Lets say for this grid:

-1 3 -1 -1

-1 0 -1 -1

-1 0 -1 -1

-1 0 2 -1

-1 0 -1 -1

How does it works in this test case.3 would reach till 2nd last row,then when bfs strts from 2 it’ll see that (3,1) is visited and stops ,so (4,1) never got included.

I know i am missing something.

Thank you!!

The use of max-heap process the positions in following order (i,j,x).

(2,1,3)

(4,3,2)

(2,2,2)

(2,4,1)

(2,3,1).

Note that actual order among tuples with same values of x may vary from above mentioned, but doesn’t affect our solution.

@vivek 3 node (0,1) is processed that gives value 2 to (1,1) then it is processed which gives value 1 to (2,1). now node (3,2) is processed which gives value 1 to (3,1) which when processed marks (4,1) as Y. there might be insertions needed while processing any node that’s why we use a priority queue instead of a static array to get nmlog(nm) complexity.
My sol:https://www.codechef.com/viewsolution/17173110

1 Like

Thanx mate!!!

Refer the TC mentioned above, run it with your solution, and pay special attention to position (3,1).

Don’t mark nodes visited as you input them.

Thanx mate!!

Thanks mate.

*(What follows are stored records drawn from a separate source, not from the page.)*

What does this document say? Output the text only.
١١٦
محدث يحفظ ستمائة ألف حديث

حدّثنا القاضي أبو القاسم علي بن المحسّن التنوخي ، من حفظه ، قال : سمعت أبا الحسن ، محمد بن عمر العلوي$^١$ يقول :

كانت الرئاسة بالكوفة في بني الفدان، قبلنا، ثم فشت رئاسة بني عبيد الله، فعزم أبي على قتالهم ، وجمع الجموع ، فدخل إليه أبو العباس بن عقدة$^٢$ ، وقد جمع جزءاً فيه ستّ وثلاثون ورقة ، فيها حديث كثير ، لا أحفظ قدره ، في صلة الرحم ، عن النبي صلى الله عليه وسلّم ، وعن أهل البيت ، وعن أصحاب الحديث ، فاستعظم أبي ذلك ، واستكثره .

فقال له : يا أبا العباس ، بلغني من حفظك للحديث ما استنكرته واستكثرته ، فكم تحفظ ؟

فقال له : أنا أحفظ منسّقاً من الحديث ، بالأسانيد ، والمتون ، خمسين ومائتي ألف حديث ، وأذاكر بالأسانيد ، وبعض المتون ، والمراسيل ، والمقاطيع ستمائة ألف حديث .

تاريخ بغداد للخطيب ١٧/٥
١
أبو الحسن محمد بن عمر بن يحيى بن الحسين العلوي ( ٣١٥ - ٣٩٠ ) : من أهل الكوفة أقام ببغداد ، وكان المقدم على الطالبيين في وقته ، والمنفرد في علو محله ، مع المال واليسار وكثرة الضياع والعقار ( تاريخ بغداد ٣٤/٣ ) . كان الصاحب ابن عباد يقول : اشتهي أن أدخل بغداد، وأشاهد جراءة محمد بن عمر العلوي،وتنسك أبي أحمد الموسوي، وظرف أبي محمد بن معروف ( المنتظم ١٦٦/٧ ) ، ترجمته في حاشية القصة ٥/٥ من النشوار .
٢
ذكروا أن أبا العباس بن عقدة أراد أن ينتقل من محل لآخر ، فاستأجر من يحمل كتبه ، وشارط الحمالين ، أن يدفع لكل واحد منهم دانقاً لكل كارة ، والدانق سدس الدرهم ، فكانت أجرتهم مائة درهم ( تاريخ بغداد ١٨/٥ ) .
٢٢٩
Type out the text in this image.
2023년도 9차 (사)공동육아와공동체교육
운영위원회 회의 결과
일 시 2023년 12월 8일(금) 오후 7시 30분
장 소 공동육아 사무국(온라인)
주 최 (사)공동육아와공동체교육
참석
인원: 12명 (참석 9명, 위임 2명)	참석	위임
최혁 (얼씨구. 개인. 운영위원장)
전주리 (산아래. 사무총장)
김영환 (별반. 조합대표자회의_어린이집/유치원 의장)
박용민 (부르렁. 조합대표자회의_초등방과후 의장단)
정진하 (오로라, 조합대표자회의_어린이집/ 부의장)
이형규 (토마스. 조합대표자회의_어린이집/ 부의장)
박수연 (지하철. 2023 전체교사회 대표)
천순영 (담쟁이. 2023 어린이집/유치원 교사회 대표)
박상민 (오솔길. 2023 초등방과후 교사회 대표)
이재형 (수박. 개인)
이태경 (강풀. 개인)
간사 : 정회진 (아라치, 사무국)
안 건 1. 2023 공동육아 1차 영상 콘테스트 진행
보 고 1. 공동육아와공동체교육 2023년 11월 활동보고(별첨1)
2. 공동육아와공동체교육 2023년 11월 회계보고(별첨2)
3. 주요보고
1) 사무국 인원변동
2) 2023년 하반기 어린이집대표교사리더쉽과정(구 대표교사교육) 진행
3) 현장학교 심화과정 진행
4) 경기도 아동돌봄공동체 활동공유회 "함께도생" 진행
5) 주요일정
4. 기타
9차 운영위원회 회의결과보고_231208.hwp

Understood my mistake. Initially I tried marking visited after processing but it gave TLE because of multiple entries in max heap. Thanks

Can someone point out why I am getting wrong answer pls…
Here’s my solution

I tried to solve this question by recursion but i am getting TLE.
Can anybody help me to optimise this solution… thanks in advance.
solution link
link text

I constructed a binary maze matrix and applied bfs on it…then I saved all those i,j which were >0 and than ran a source to destination bfs for every i,j and the saved i,j(obviously on those i,j which equal 0). I should have sorted the saved i,j according to max value…would have got a right answer…

My solution gives WA even for the 1st subtask . Can anyone provide me a test case ?

Link .

I store the position of each element with value > 0 and then do a dfs .

can someone give some tricky test cases so that it can help everyone who got wrong. thanks in advance

after reading the editorial and seeing tester’s solution i finally got ac , so thought this might help i’ve heavily commented the code inorder to understand better. Anyone not getting anystep of tester’s solution can see my code here

1 Like

Could someone point out the error[link text][1] in my code. It is giving TLE in task2.
Solution Link


[1]


  [1]: https://www.codechef.com/viewsolution/17186562

Avoid repeated processing of same position.